There is a bad argument, too: That argument is that we should let bygones be bygones, and that prosecutions for historic crimes are more likely to result in renewed enmity, than they are to deliver a sense of justice delivered.

The problem with the first argument is simple: It is, ultimately, up to jurors, in a common law system, to decide whether the burden of reasonable doubt has been met. They hear the evidence, from prosecution and defence, and make their decision. The role of the prosecution service is not to second-guess a jury, but to demonstrate that there is a case against an accused person, and to prosecute them accordingly. The problem with the second argument is also simple: It is next to impossible to allow bygones to be bygones when open wounds fester. The fact that so many in Northern Ireland – on both sides of the political divide – see the killers of their loved ones escape justice is an open wound.

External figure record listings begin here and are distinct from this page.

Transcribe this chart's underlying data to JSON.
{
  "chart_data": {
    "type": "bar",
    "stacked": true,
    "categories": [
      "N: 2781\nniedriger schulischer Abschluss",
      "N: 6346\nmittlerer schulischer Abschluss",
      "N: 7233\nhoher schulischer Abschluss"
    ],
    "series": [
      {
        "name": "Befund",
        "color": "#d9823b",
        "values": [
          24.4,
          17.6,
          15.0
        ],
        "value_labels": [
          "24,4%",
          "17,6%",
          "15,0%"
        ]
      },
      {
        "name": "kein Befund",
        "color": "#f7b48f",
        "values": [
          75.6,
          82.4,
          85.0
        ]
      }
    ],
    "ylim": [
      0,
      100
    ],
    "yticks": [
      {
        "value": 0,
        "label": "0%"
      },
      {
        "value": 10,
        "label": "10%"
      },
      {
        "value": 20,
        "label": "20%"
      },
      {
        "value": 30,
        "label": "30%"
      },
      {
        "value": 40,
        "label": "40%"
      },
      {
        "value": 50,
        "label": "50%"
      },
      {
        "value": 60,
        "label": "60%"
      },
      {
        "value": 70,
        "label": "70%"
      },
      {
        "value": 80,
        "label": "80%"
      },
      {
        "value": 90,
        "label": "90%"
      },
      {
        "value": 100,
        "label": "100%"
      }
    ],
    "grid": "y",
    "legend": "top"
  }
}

There is, to be sure, a strength of feeling on this matter in the UK that an Irish audience rarely appreciates: To the eyes of many ex-soldiers, they were sent to Northern Ireland to do an impossible job, and stationed in communities that reviled and hated them, filled with a terrorist enemy that wore civilian clothes and was cold-blooded in its attempts to murder them. They remember the lynching of two British soldiers in Belfast, and many other atrocities. The vast majority of British Soldiers who served in Northern Ireland committed no crimes, and have nothing to fear. But they sense that the hunger for prosecutions is politically motivated – an old desire to lynch a squaddie. Their comradeship is, in its own way, admirable. But it is misplaced, and wrong.

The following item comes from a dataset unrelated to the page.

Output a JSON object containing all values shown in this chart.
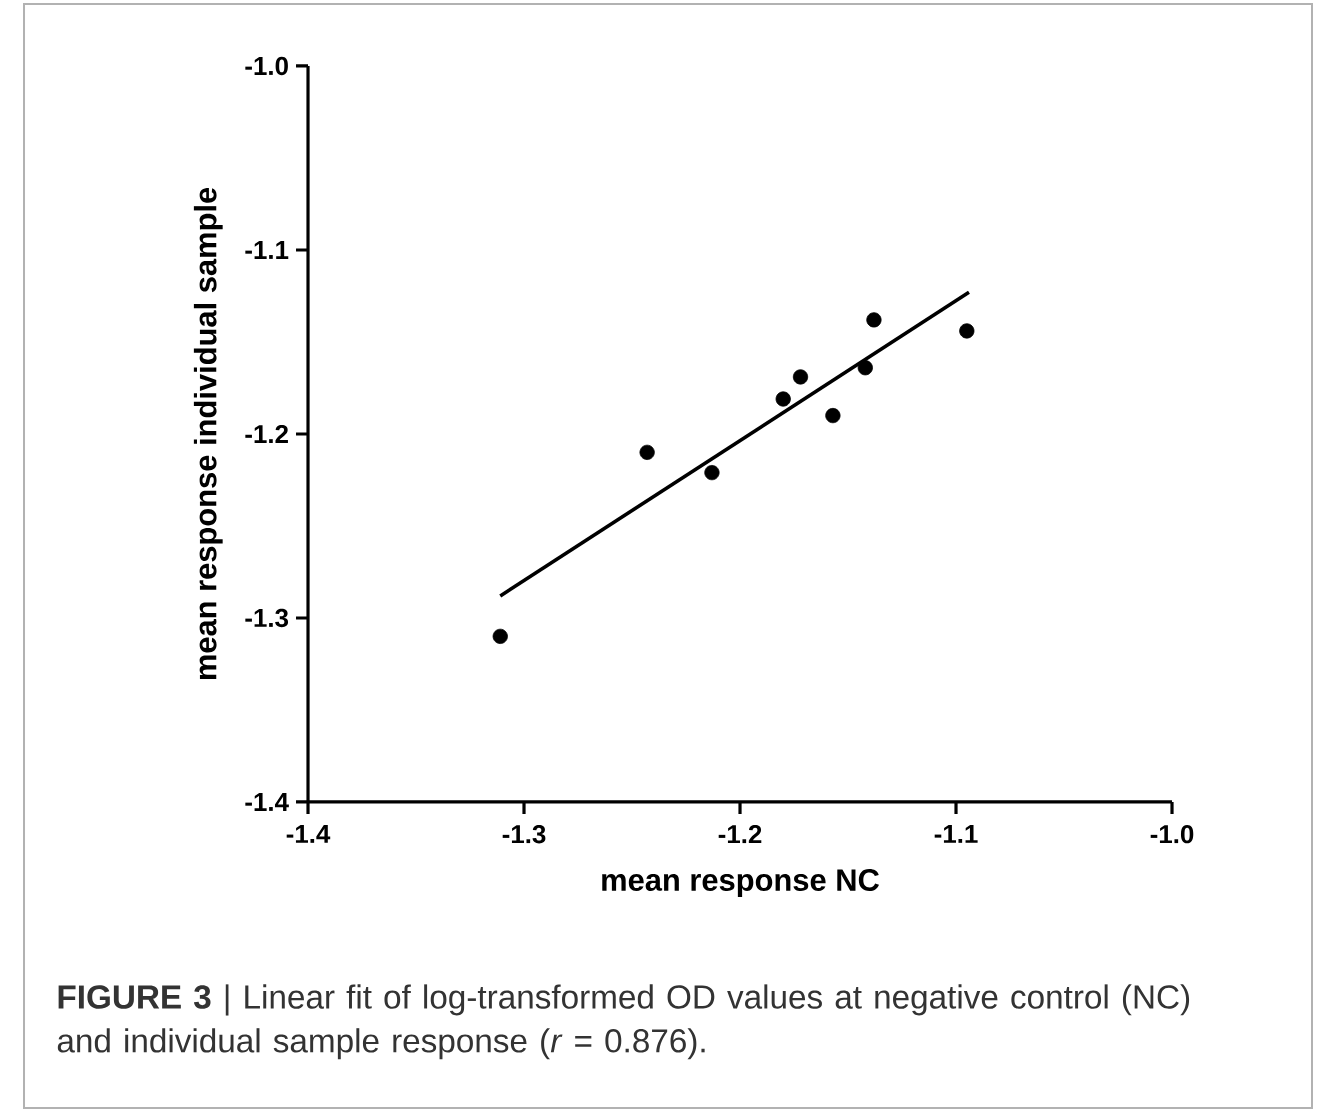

Credible allegations exist that, on Bloody Sunday, named soldiers of the British Government fired, not indiscriminately, but in a deliberate and measured way, on civilians. That some soldiers, on that day, committed cold blooded murder. If the prosecution service feels that there is a case to be answered, then a political intervention to prevent that prosecution – which is what an amnesty amounts to – is a disgraceful and repulsive attack on the course of justice.

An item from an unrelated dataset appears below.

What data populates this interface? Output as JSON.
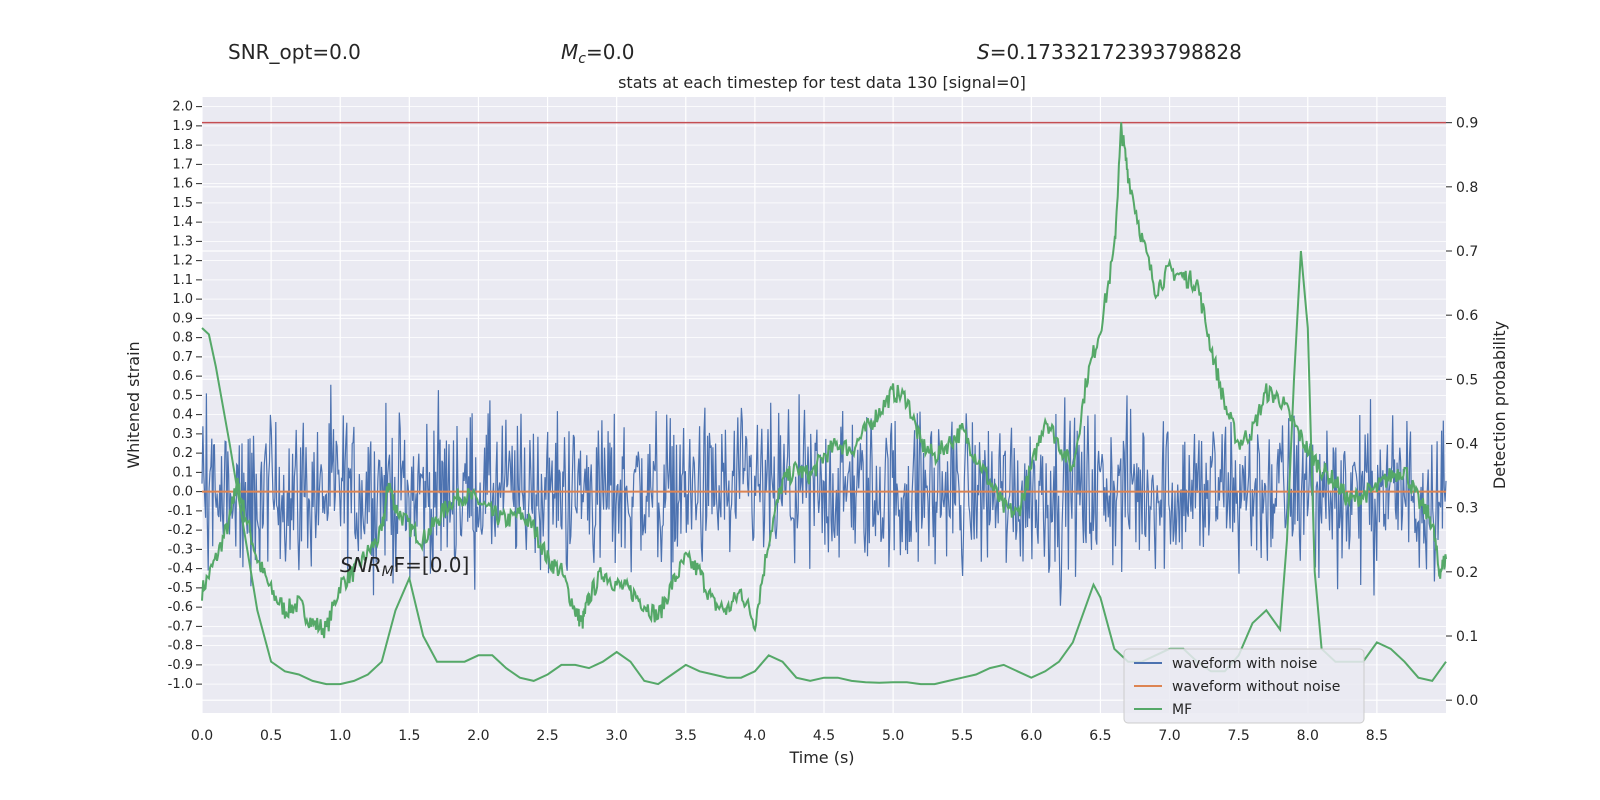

This proposed amnesty does not, of course, apply only to British soldiers. It would apply also to paramilitary acts carried out by loyalist, and nationalist, terrorist organisations. There is and can be no moral difference between two deliberate murders. The crime is the same. Somebody who lost a husband to an IRA car bomb suffered no less a loss than a person who lost a husband or a brother on Bloody Sunday. They deserve justice, if it can be delivered, like everybody else.

The single worst, and most appalling part, of the Good Friday agreement, was the agreement to release prisoners, including those in prison for taking lives. It sent a message to the world that those murderers committed a different kind of murder. That their heinous acts were somehow on a different moral plane to a person who shoots a bank teller in the course of a robbery. It allowed convicted murderers, on both sides, to be acclaimed as heroes, and it robbed families on both sides of justice.

The UK Government should not repeat that crime now. If evidence exists against British soldiers, then it should be presented in a fair trial – with a jury drawn from outside Northern Ireland if necessary. We cannot just say “we forget”. The families of those who died never will, after all.